If your kernel was built between 2017 and the patch — which covers essentially every mainstream Linux distribution — you're in scope.
Copy Fail requires only an unprivileged local user account — no network access, no kernel debugging features, no pre-installed primitives. The kernel crypto API (AF_ALG) ships enabled in essentially every mainstream distro's default config, so the entire 2017 → patch window is in play out of the box.
Distributions we directly verified:
| Distribution | Kernel |
|---|---|
| Ubuntu 24.04 LTS | 6.17.0-1007-aws |
| Amazon Linux 2023 | 6.18.8-9.213.amzn2023 |
| RHEL 14.3 | 6.12.0-124.45.1.el10_1 |
| SUSE 16 | 6.12.0-160000.9-default |
These are what we tested directly. Other distributions running affected kernels — Debian, Arch, Fedora, Rocky, Alma, Oracle, the embedded crowd — behave the same. Tested it elsewhere? Open an issue to add to the list.
Should you patch first?
High
Multi-tenant Linux hosts
Shared dev boxes, shell-as-a-service, jump hosts, build servers — anywhere multiple users share a kernel.
any user becomes root
High
Kubernetes / container clusters
The page cache is shared across the host. A pod with the right primitives compromises the node and crosses tenant boundaries.

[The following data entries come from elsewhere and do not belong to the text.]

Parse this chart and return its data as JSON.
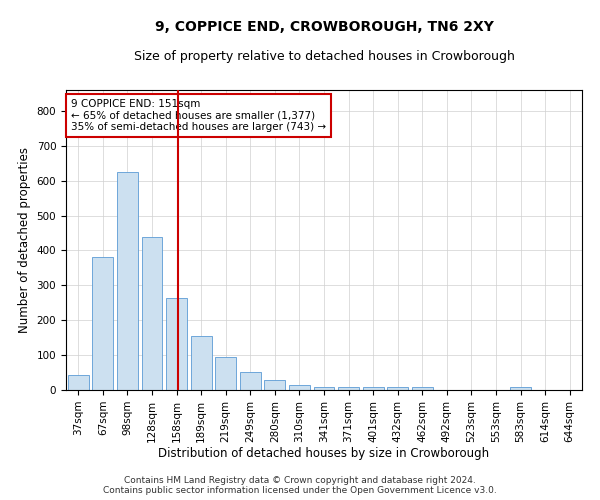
{
  "title": "9, COPPICE END, CROWBOROUGH, TN6 2XY",
  "subtitle": "Size of property relative to detached houses in Crowborough",
  "xlabel": "Distribution of detached houses by size in Crowborough",
  "ylabel": "Number of detached properties",
  "categories": [
    "37sqm",
    "67sqm",
    "98sqm",
    "128sqm",
    "158sqm",
    "189sqm",
    "219sqm",
    "249sqm",
    "280sqm",
    "310sqm",
    "341sqm",
    "371sqm",
    "401sqm",
    "432sqm",
    "462sqm",
    "492sqm",
    "523sqm",
    "553sqm",
    "583sqm",
    "614sqm",
    "644sqm"
  ],
  "values": [
    42,
    380,
    625,
    438,
    265,
    155,
    95,
    52,
    28,
    15,
    10,
    10,
    10,
    10,
    10,
    0,
    0,
    0,
    8,
    0,
    0
  ],
  "bar_color": "#cce0f0",
  "bar_edge_color": "#5b9bd5",
  "vline_index": 4,
  "vline_color": "#cc0000",
  "annotation_line1": "9 COPPICE END: 151sqm",
  "annotation_line2": "← 65% of detached houses are smaller (1,377)",
  "annotation_line3": "35% of semi-detached houses are larger (743) →",
  "annotation_box_color": "#ffffff",
  "annotation_box_edge_color": "#cc0000",
  "ylim": [
    0,
    860
  ],
  "yticks": [
    0,
    100,
    200,
    300,
    400,
    500,
    600,
    700,
    800
  ],
  "footer_line1": "Contains HM Land Registry data © Crown copyright and database right 2024.",
  "footer_line2": "Contains public sector information licensed under the Open Government Licence v3.0.",
  "bg_color": "#ffffff",
  "grid_color": "#d0d0d0",
  "title_fontsize": 10,
  "subtitle_fontsize": 9,
  "axis_label_fontsize": 8.5,
  "tick_fontsize": 7.5,
  "annotation_fontsize": 7.5,
  "footer_fontsize": 6.5
}
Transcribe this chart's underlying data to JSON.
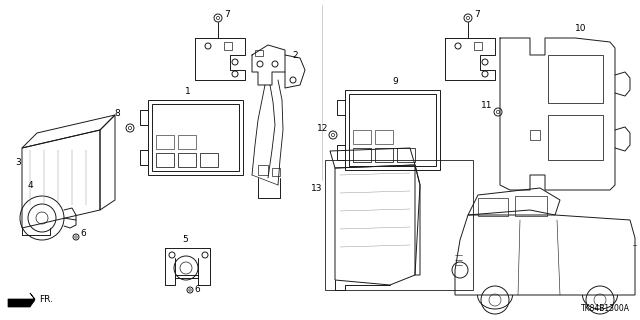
{
  "background_color": "#ffffff",
  "line_color": "#1a1a1a",
  "text_color": "#000000",
  "diagram_code": "TK84B1300A",
  "figsize": [
    6.4,
    3.2
  ],
  "dpi": 100
}
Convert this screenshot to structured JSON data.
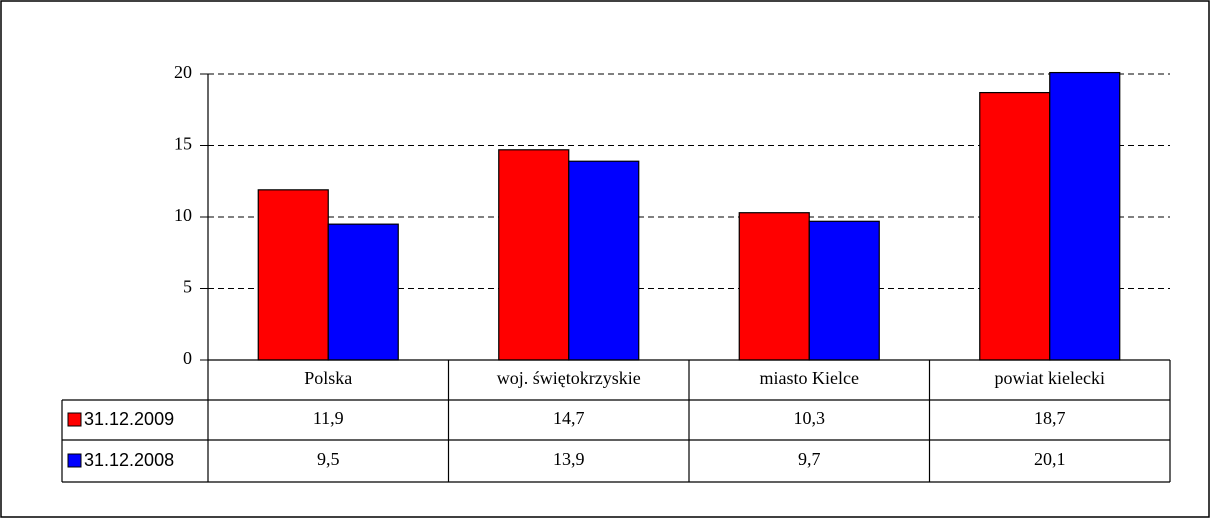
{
  "chart_data": {
    "type": "bar",
    "categories": [
      "Polska",
      "woj. świętokrzyskie",
      "miasto Kielce",
      "powiat kielecki"
    ],
    "series": [
      {
        "name": "31.12.2009",
        "color": "#ff0000",
        "values": [
          11.9,
          14.7,
          10.3,
          18.7
        ],
        "value_labels": [
          "11,9",
          "14,7",
          "10,3",
          "18,7"
        ]
      },
      {
        "name": "31.12.2008",
        "color": "#0000ff",
        "values": [
          9.5,
          13.9,
          9.7,
          20.1
        ],
        "value_labels": [
          "9,5",
          "13,9",
          "9,7",
          "20,1"
        ]
      }
    ],
    "ylim": [
      0,
      20
    ],
    "yticks": [
      0,
      5,
      10,
      15,
      20
    ],
    "grid": true
  }
}
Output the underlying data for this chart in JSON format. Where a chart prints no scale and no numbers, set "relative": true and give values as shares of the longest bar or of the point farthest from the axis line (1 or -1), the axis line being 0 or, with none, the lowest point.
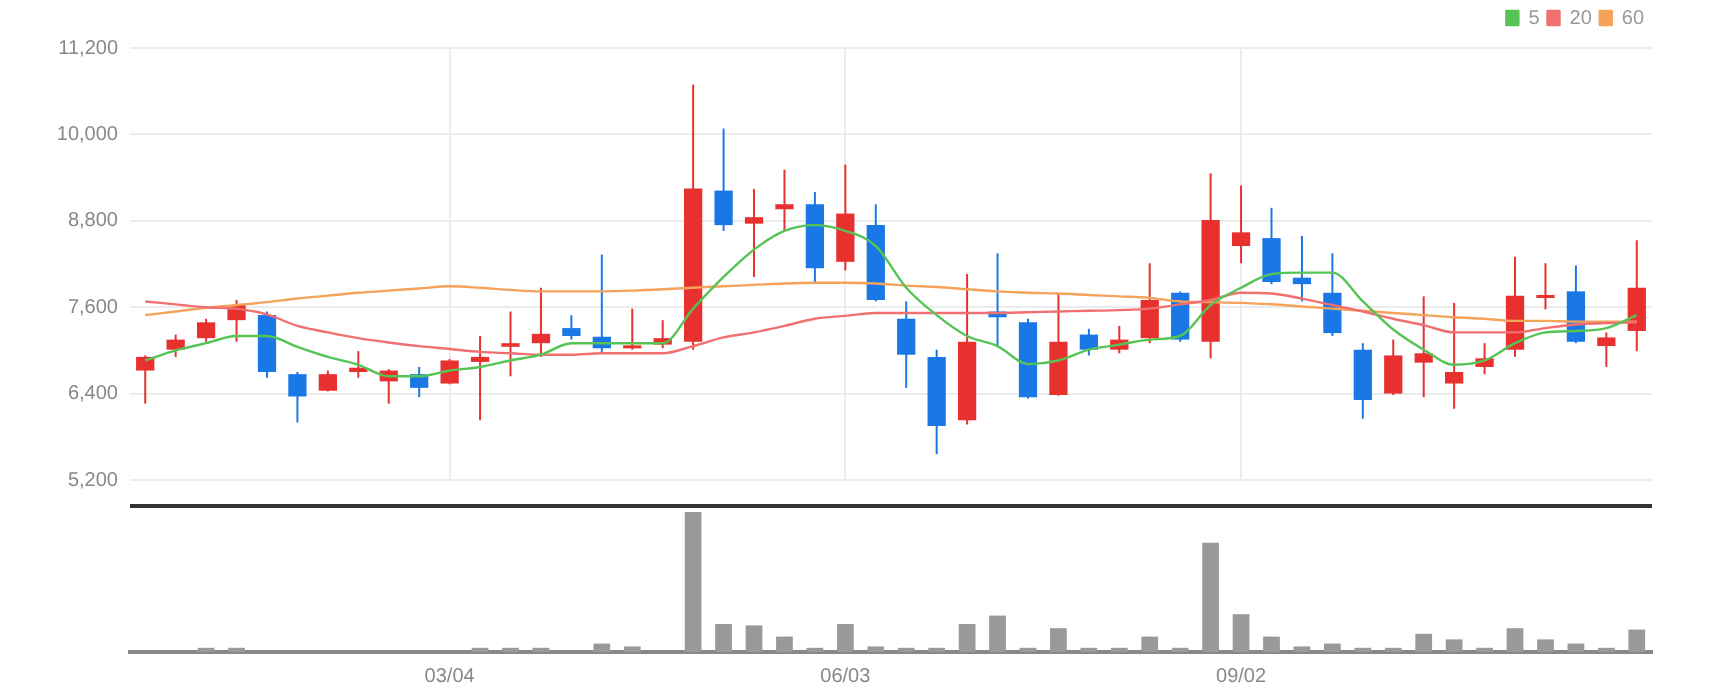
{
  "chart_data": [
    {
      "type": "candlestick",
      "categories": [
        null,
        null,
        null,
        null,
        null,
        null,
        null,
        null,
        null,
        null,
        null,
        null,
        null,
        null,
        null,
        null,
        null,
        null,
        null,
        null,
        null,
        null,
        null,
        null,
        null,
        null,
        null,
        null,
        null,
        null,
        null,
        null,
        null,
        null,
        null,
        null,
        null,
        null,
        null,
        null,
        null,
        null,
        null,
        null,
        null,
        null,
        null,
        null,
        null,
        null
      ],
      "ohlc": [
        [
          6720,
          6930,
          6260,
          6910
        ],
        [
          7010,
          7220,
          6910,
          7150
        ],
        [
          7170,
          7440,
          7120,
          7390
        ],
        [
          7420,
          7700,
          7120,
          7630
        ],
        [
          7490,
          7540,
          6620,
          6700
        ],
        [
          6670,
          6700,
          6000,
          6360
        ],
        [
          6440,
          6720,
          6430,
          6670
        ],
        [
          6700,
          6990,
          6620,
          6760
        ],
        [
          6570,
          6740,
          6260,
          6720
        ],
        [
          6670,
          6770,
          6350,
          6480
        ],
        [
          6540,
          6880,
          6530,
          6860
        ],
        [
          6840,
          7200,
          6030,
          6910
        ],
        [
          7050,
          7540,
          6640,
          7100
        ],
        [
          7100,
          7870,
          6910,
          7230
        ],
        [
          7310,
          7490,
          7150,
          7200
        ],
        [
          7190,
          8330,
          6960,
          7030
        ],
        [
          7030,
          7580,
          7010,
          7070
        ],
        [
          7080,
          7420,
          7030,
          7170
        ],
        [
          7120,
          10690,
          7010,
          9250
        ],
        [
          9220,
          10080,
          8660,
          8740
        ],
        [
          8760,
          9240,
          8020,
          8850
        ],
        [
          8960,
          9510,
          8660,
          9030
        ],
        [
          9030,
          9200,
          7940,
          8140
        ],
        [
          8230,
          9580,
          8110,
          8900
        ],
        [
          8740,
          9030,
          7680,
          7700
        ],
        [
          7440,
          7680,
          6480,
          6940
        ],
        [
          6910,
          7010,
          5560,
          5950
        ],
        [
          6030,
          8060,
          5970,
          7120
        ],
        [
          7540,
          8350,
          7050,
          7460
        ],
        [
          7390,
          7440,
          6330,
          6350
        ],
        [
          6380,
          7780,
          6370,
          7120
        ],
        [
          7220,
          7300,
          6930,
          7010
        ],
        [
          7010,
          7340,
          6960,
          7150
        ],
        [
          7170,
          8210,
          7100,
          7700
        ],
        [
          7800,
          7820,
          7120,
          7150
        ],
        [
          7120,
          9460,
          6890,
          8810
        ],
        [
          8450,
          9290,
          8210,
          8640
        ],
        [
          8560,
          8980,
          7920,
          7950
        ],
        [
          8010,
          8590,
          7680,
          7920
        ],
        [
          7800,
          8350,
          7200,
          7240
        ],
        [
          7010,
          7100,
          6050,
          6310
        ],
        [
          6400,
          7150,
          6380,
          6930
        ],
        [
          6830,
          7750,
          6350,
          6960
        ],
        [
          6540,
          7660,
          6190,
          6700
        ],
        [
          6770,
          7100,
          6670,
          6890
        ],
        [
          7010,
          8300,
          6910,
          7760
        ],
        [
          7730,
          8210,
          7570,
          7770
        ],
        [
          7820,
          8180,
          7100,
          7120
        ],
        [
          7060,
          7250,
          6770,
          7180
        ],
        [
          7270,
          8530,
          6990,
          7870
        ]
      ],
      "colors": [
        "#e8312f",
        "#e8312f",
        "#e8312f",
        "#e8312f",
        "#1a78e6",
        "#1a78e6",
        "#e8312f",
        "#e8312f",
        "#e8312f",
        "#1a78e6",
        "#e8312f",
        "#e8312f",
        "#e8312f",
        "#e8312f",
        "#1a78e6",
        "#1a78e6",
        "#e8312f",
        "#e8312f",
        "#e8312f",
        "#1a78e6",
        "#e8312f",
        "#e8312f",
        "#1a78e6",
        "#e8312f",
        "#1a78e6",
        "#1a78e6",
        "#1a78e6",
        "#e8312f",
        "#1a78e6",
        "#1a78e6",
        "#e8312f",
        "#1a78e6",
        "#e8312f",
        "#e8312f",
        "#1a78e6",
        "#e8312f",
        "#e8312f",
        "#1a78e6",
        "#1a78e6",
        "#1a78e6",
        "#1a78e6",
        "#e8312f",
        "#e8312f",
        "#e8312f",
        "#e8312f",
        "#e8312f",
        "#e8312f",
        "#1a78e6",
        "#e8312f",
        "#e8312f"
      ],
      "series": [
        {
          "type": "line",
          "name": "5",
          "color": "#55c455",
          "values": [
            6860,
            7000,
            7100,
            7200,
            7200,
            7050,
            6910,
            6800,
            6640,
            6640,
            6720,
            6770,
            6860,
            6940,
            7100,
            7100,
            7100,
            7100,
            7580,
            8020,
            8400,
            8660,
            8740,
            8660,
            8450,
            7870,
            7490,
            7200,
            7060,
            6810,
            6860,
            7010,
            7080,
            7150,
            7200,
            7630,
            7870,
            8060,
            8080,
            8080,
            7680,
            7290,
            7010,
            6800,
            6860,
            7100,
            7250,
            7270,
            7310,
            7490
          ]
        },
        {
          "type": "line",
          "name": "20",
          "color": "#f07070",
          "values": [
            7680,
            7640,
            7600,
            7580,
            7500,
            7340,
            7250,
            7170,
            7110,
            7060,
            7020,
            6980,
            6960,
            6940,
            6940,
            6960,
            6960,
            6960,
            7060,
            7180,
            7250,
            7340,
            7440,
            7480,
            7520,
            7520,
            7520,
            7520,
            7520,
            7530,
            7540,
            7550,
            7560,
            7580,
            7640,
            7700,
            7800,
            7790,
            7720,
            7630,
            7540,
            7440,
            7350,
            7250,
            7250,
            7250,
            7310,
            7360,
            7380,
            7390
          ]
        },
        {
          "type": "line",
          "name": "60",
          "color": "#f5a25a",
          "values": [
            7490,
            7540,
            7590,
            7630,
            7670,
            7720,
            7760,
            7800,
            7830,
            7860,
            7890,
            7870,
            7840,
            7820,
            7820,
            7820,
            7830,
            7850,
            7870,
            7890,
            7910,
            7930,
            7940,
            7940,
            7930,
            7900,
            7880,
            7850,
            7820,
            7800,
            7790,
            7770,
            7750,
            7730,
            7680,
            7670,
            7660,
            7640,
            7610,
            7580,
            7550,
            7520,
            7490,
            7460,
            7440,
            7410,
            7410,
            7400,
            7400,
            7400
          ]
        }
      ],
      "ylim": [
        5200,
        11200
      ],
      "yticks": [
        {
          "value": 5200,
          "label": "5,200"
        },
        {
          "value": 6400,
          "label": "6,400"
        },
        {
          "value": 7600,
          "label": "7,600"
        },
        {
          "value": 8800,
          "label": "8,800"
        },
        {
          "value": 10000,
          "label": "10,000"
        },
        {
          "value": 11200,
          "label": "11,200"
        }
      ],
      "grid": true,
      "legend": "top right",
      "marker": "none",
      "tick_labels": "y"
    },
    {
      "type": "bar",
      "relative": true,
      "color": "#999999",
      "tick_labels": "x",
      "categories": [
        null,
        null,
        null,
        null,
        null,
        null,
        null,
        null,
        null,
        null,
        "03/04",
        null,
        null,
        null,
        null,
        null,
        null,
        null,
        null,
        null,
        null,
        null,
        null,
        "06/03",
        null,
        null,
        null,
        null,
        null,
        null,
        null,
        null,
        null,
        null,
        null,
        null,
        "09/02",
        null,
        null,
        null,
        null,
        null,
        null,
        null,
        null,
        null,
        null,
        null,
        null,
        null
      ],
      "values": [
        null,
        null,
        0.03,
        0.03,
        null,
        null,
        null,
        null,
        null,
        null,
        null,
        0.03,
        0.03,
        0.03,
        null,
        0.06,
        0.04,
        null,
        1,
        0.2,
        0.19,
        0.11,
        0.03,
        0.2,
        0.04,
        0.03,
        0.03,
        0.2,
        0.26,
        0.03,
        0.17,
        0.03,
        0.03,
        0.11,
        0.03,
        0.78,
        0.27,
        0.11,
        0.04,
        0.06,
        0.03,
        0.03,
        0.13,
        0.09,
        0.03,
        0.17,
        0.09,
        0.06,
        0.03,
        0.16
      ]
    }
  ]
}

cross-container, cross-tenant
High
CI runners & build farms
GitHub Actions self-hosted runners, GitLab runners, Jenkins agents — anything that executes untrusted PR code as a regular user, on a shared kernel.
a PR becomes root on the runner
High
Cloud SaaS running user code
Notebook hosts, agent sandboxes, serverless functions, any tenant-supplied container or script.
tenant becomes host root
Medium
Standard Linux servers
Single-tenant production where only your team has shell access.
internal LPE; chains with web RCE or stolen creds
Lower
Single-user laptops & workstations
You're already the only user. The bug doesn't grant remote attackers access by itself, but any local code execution becomes root.